"Better that she should make much of it--ay, and feel it--than that any risk should be run. I cannot allow chloroform to be given to Lady Oswald."

Mark Cray demurred: not outwardly, for he said not another word; but inwardly. He was of that class of men who disbelieve what they cannot see. Some of us will look into a man's face and read his character, read him for what he is, as surely and unerringly as we read the pages of a book; but others of us, who do not possess this gift, cannot believe that it exists, laugh at and ridicule the very idea of it. Just so was it with Mark Cray. That assertion of Dr. Davenal's, that some faculty or instinct within him enabled him to discern where chloroform might and might not be administered, was utterly scouted by Mark Cray. That subtle instinct into nature, that unerring, rapidly-formed judgment of a sick man's state, the mental grasping instantaneously of the disease and its remedy, Mark Cray possessed not. To the very end of his life he would never learn it. Dr. Davenal said that out of numbers of medical men only one would possess it, and he was right. How many do not possess it, and go on to their career's end unconscious of their deficiency, they themselves will never know. Mark could see no reason why Lady Oswald should not be eased of her pain by the aid of chloroform; he did not for a moment believe the doctor could; he regarded it as a crotchet, and a very foolish one. But he suffered the question to rest, and supposed he must bow to the decision of his senior partner.

"Shall I call for you, Mark?" asked the doctor, as they separated. "I shall go up in the carriage."

"O no, thank you. I'd as soon walk. You intend to be present?"

"Or course I shall be," replied the doctor. "Lady Oswald is my patient, in point of fact--not yours, Mark."

"Then I need not ask Berry. I thought of asking him to be present."

"You can do just as you please about that. If you like him to look on at you, you can have him. Twenty-five minutes after five, remember, punctual. You'll want the full daylight."

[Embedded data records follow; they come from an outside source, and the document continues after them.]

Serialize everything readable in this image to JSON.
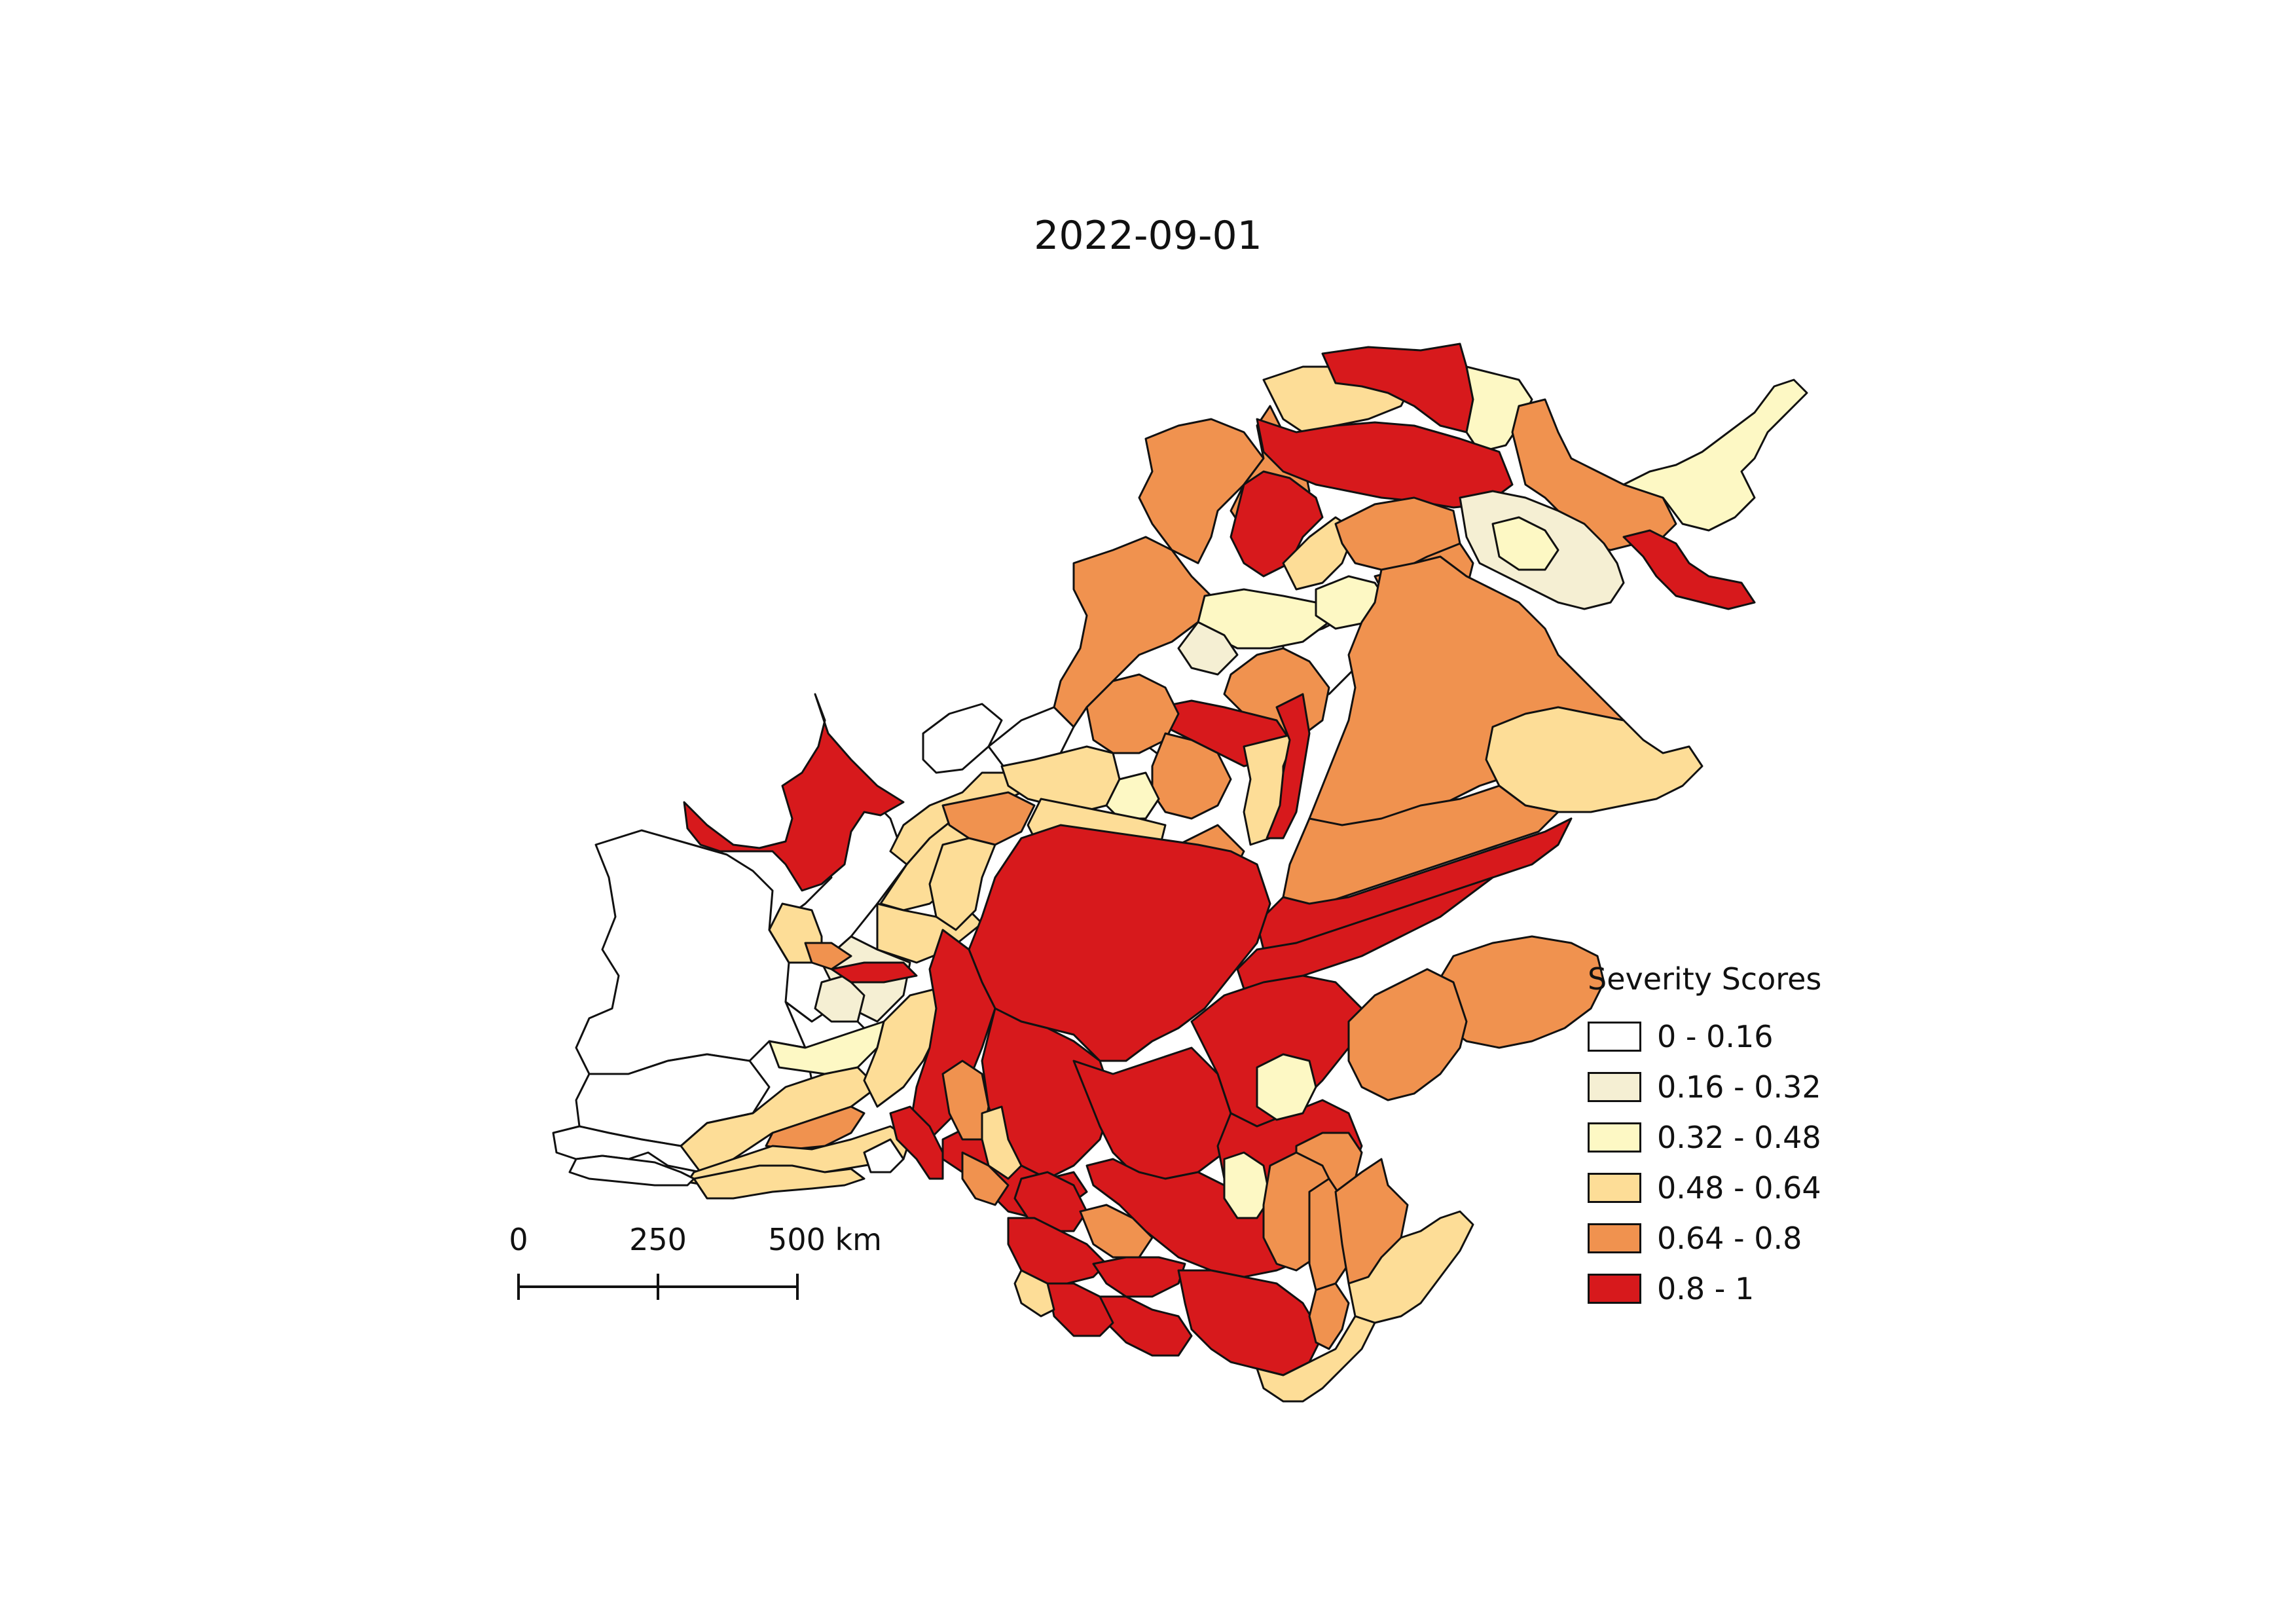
{
  "title": "2022-09-01",
  "legend": {
    "title": "Severity Scores",
    "items": [
      {
        "label": "0 - 0.16",
        "color": "#ffffff"
      },
      {
        "label": "0.16 - 0.32",
        "color": "#f5efd3"
      },
      {
        "label": "0.32 - 0.48",
        "color": "#fdf8c4"
      },
      {
        "label": "0.48 - 0.64",
        "color": "#fddd97"
      },
      {
        "label": "0.64 - 0.8",
        "color": "#f0924f"
      },
      {
        "label": "0.8 - 1",
        "color": "#d7191c"
      }
    ]
  },
  "scale_bar": {
    "labels": [
      "0",
      "250",
      "500 km"
    ]
  }
}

As they parted, a feeling was in Mark's heart that he would not have liked to confess to the other, and that perhaps he neither cared to encourage nor to dwell upon. He felt perfectly sure of his own skill; he was not nervous; nobody less so; and yet there was a half-reluctance in his mind to perform that operation in the presence of Dr. Davenal, the skilled and accomplished operator. Surely the reluctance could only spring from a latent doubt of whether he ought to make so sure of himself! A latent doubt; one not suffered to appear down far in the depths of his heart it lay--so deep that perhaps Mark thought it was not there at all, that it was only fancy.

He had a great deal rather have had Berry with him--that he acknowledged openly enough to himself. Surgeon Berry was a man of fair average skill, superior to Mark in experience, and he and Mark were great friends. Did Mark fear that the presence of the more finished and perfect surgeon, with his critical eye, his practised judgment, would render him nervous--as a candidate for the Civil Service examinations will break down, simply because those searching eyes are on him? No, Mark Cray feared nothing of the sort; and he could not have told, had he been pressed, why he would have preferred the absence of Dr. Davenal. He had looked on many a time at the doctor in such cases: but that was a different thing.

His thoughts were interrupted by Julius Wild. The young man accosted him to inquire if there were any orders--whether he should be wanted.